И вообще с появлением чумы в Афинах всё больше начало распространяться беззаконие. Поступки, которые раньше совершались лишь тайком, теперь творились с бесстыдной откровенностью. Действительно, на глазах внезапно менялась судьба людей: можно было видеть, как умирали богатые и как люди, прежде ничего не имевшие, сразу же завладевали всем их добром. Поэтому все ринулись к чувственным наслаждениям, полагая, что и жизнь и богатство одинаково преходящи. Жертвовать собою ради прекрасной цели никто уже не желал, так как не знал, не умрёт ли прежде, чем успеет достичь её. Наслаждение и всё, что как-то могло служить ему, считалось само по себе полезным и прекрасным. Ни страх перед богами, ни закон человеческий не могли больше удержать людей от преступлений, так как они видели, что все погибают одинаково, и поэтому безразлично, почитать ли богов или нет.

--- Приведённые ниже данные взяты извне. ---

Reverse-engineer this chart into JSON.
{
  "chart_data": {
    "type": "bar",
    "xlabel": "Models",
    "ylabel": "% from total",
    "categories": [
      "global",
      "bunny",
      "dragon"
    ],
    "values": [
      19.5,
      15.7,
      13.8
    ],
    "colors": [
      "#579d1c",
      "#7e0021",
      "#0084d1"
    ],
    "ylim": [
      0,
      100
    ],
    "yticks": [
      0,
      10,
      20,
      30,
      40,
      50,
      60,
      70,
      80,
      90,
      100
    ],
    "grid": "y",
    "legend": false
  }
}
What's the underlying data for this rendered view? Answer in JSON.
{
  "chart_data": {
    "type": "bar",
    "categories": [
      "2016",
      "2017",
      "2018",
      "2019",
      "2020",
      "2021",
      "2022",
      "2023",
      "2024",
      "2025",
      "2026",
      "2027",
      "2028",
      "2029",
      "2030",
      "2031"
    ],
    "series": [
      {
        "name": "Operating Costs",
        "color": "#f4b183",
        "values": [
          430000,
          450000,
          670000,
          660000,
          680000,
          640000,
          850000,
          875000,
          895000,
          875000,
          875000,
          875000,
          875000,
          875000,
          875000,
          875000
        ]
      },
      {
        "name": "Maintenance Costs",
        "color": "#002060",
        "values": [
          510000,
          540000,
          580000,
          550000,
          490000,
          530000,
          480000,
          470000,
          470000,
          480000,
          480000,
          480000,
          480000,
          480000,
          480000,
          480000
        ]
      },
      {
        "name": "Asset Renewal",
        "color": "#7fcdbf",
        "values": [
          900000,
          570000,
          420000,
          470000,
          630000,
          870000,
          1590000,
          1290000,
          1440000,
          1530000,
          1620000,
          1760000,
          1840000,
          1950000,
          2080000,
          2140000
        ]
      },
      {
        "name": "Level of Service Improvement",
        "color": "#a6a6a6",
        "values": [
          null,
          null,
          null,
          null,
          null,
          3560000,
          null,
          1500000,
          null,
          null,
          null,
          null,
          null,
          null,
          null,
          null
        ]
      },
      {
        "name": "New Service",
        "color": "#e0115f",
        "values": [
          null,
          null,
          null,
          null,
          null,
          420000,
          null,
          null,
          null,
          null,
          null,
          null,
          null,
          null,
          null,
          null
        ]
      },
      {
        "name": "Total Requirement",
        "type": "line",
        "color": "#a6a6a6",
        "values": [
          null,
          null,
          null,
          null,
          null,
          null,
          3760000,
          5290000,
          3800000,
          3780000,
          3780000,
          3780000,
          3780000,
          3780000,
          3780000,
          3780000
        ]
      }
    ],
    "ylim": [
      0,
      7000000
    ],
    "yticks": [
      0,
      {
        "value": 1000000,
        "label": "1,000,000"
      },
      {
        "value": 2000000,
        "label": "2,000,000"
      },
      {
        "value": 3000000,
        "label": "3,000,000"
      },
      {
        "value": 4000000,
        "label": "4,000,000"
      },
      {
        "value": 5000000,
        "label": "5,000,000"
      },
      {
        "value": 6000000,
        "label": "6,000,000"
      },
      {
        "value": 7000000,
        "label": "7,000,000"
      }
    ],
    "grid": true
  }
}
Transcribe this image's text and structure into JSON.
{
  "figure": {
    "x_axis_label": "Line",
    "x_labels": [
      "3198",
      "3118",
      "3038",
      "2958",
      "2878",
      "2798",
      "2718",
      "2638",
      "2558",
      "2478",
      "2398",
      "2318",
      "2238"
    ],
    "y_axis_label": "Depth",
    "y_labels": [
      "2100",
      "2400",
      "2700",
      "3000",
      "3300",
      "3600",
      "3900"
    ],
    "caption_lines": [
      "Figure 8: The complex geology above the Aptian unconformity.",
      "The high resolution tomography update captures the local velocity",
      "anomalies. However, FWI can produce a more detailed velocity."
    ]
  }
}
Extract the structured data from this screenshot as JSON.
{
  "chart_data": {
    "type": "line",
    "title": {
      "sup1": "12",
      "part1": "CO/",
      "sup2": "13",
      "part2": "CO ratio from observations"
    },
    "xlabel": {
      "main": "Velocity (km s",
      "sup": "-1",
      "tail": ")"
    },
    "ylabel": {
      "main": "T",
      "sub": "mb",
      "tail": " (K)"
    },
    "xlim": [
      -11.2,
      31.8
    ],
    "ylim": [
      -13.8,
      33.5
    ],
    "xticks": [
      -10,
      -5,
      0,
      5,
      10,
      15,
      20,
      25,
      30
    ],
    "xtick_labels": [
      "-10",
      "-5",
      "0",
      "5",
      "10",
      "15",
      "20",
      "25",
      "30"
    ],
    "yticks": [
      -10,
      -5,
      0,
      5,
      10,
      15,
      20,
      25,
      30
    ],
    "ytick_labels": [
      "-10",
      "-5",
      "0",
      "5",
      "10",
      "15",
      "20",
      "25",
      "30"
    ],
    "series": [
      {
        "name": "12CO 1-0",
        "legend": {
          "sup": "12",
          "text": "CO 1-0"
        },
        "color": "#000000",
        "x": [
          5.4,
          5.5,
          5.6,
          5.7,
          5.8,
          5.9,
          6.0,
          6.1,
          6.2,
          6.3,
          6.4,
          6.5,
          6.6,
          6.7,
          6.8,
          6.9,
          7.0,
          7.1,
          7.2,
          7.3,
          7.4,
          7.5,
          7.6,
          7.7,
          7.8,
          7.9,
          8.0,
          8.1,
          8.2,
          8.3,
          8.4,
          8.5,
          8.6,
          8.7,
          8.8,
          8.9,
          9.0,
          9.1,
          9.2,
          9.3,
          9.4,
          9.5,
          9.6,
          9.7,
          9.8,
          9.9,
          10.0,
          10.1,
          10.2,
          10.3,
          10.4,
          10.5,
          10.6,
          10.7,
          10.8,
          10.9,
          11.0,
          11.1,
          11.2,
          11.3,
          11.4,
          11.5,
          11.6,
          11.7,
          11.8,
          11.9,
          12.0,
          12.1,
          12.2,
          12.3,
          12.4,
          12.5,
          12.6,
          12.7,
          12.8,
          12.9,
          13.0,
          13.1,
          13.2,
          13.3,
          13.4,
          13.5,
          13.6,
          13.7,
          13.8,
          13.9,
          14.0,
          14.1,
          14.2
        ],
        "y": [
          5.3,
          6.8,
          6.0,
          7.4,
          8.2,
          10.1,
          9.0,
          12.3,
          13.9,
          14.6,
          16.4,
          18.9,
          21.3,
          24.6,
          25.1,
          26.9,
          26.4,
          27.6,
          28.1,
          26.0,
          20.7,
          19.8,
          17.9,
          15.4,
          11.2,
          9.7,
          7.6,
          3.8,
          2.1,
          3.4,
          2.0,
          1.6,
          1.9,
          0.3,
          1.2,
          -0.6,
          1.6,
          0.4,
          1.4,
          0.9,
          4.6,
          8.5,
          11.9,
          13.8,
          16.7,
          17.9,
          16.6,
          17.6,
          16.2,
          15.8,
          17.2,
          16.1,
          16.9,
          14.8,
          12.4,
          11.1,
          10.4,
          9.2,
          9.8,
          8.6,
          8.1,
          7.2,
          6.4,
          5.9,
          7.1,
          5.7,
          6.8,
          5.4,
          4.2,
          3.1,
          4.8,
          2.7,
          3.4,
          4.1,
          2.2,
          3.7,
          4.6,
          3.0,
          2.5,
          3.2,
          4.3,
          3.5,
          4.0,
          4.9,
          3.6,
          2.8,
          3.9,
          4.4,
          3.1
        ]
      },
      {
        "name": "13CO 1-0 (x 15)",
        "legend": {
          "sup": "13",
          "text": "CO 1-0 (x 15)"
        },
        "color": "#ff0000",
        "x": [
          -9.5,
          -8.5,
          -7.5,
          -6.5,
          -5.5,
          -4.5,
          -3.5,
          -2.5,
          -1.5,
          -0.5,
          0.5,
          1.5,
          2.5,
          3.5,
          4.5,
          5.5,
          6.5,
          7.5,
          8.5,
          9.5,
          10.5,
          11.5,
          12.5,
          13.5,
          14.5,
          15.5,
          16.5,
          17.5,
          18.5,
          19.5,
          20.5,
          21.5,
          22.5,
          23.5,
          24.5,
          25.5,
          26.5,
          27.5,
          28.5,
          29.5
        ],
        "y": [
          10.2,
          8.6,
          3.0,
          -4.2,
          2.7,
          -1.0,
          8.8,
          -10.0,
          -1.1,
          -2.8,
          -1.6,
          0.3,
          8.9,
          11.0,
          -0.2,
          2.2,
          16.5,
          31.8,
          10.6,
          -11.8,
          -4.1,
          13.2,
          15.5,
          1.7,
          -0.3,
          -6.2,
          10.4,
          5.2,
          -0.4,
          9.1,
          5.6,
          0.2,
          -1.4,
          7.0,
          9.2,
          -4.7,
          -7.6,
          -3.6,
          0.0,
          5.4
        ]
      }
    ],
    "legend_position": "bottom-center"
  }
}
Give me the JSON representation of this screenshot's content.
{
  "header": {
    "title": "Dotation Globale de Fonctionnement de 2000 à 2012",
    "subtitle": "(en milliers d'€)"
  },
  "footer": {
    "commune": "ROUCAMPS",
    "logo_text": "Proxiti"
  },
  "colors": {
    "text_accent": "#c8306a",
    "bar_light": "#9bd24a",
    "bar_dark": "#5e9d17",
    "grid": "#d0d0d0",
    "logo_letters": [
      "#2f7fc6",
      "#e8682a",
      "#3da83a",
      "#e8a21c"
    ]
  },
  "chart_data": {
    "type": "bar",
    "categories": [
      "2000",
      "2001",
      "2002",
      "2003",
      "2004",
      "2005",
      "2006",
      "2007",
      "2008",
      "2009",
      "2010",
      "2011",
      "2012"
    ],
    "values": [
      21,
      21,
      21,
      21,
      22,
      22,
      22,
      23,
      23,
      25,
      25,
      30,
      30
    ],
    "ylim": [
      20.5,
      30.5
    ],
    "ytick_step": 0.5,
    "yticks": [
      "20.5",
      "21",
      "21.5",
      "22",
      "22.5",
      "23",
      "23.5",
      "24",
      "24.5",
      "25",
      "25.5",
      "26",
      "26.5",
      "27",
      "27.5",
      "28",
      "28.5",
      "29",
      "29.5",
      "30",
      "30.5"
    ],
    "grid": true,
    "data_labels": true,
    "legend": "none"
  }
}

С другой стороны, никто не был уверен, что доживёт до той поры, когда за преступления понесёт наказание по закону. Ведь гораздо более тяжкий приговор судьбы уже висел над головой, и пока он ещё не свершился, человек, естественно, желал, по крайней мере, как-то наслаждаться жизнью.

Таково было бедствие, угнетавшее афинян: в стенах города народ погибал от болезни, а землю разоряли пелопоннесцы. Неудивительно, что в такой беде старики вспоминали о стихе, который, по их словам, в древности возвестил оракул: «Грянет дорийская брань — и мор воспоследствует с нею».

Спартанцы, испугавшись, что чума поразит и их, едва узнав о ней, поспешили уйти из Аттики за перешеек.

Перикл с огромной эскадрой бросился к берегам Пелопоннеса, чтобы нанести Спарте дополнительный урон, но ничего не добился — болезнь распространилась и среди морской пехоты, среди эпибатов.

Народ, доведённый до отчаяния, вознегодовал на Перикла, считая его виновником всех бед: он не начал первым войну против спартанцев, допустил их в Аттику, позволил им разорить её, загнать тысячи и тысячи беженцев за крепостные стены Афин, где от скученности и грязи зародилась чума.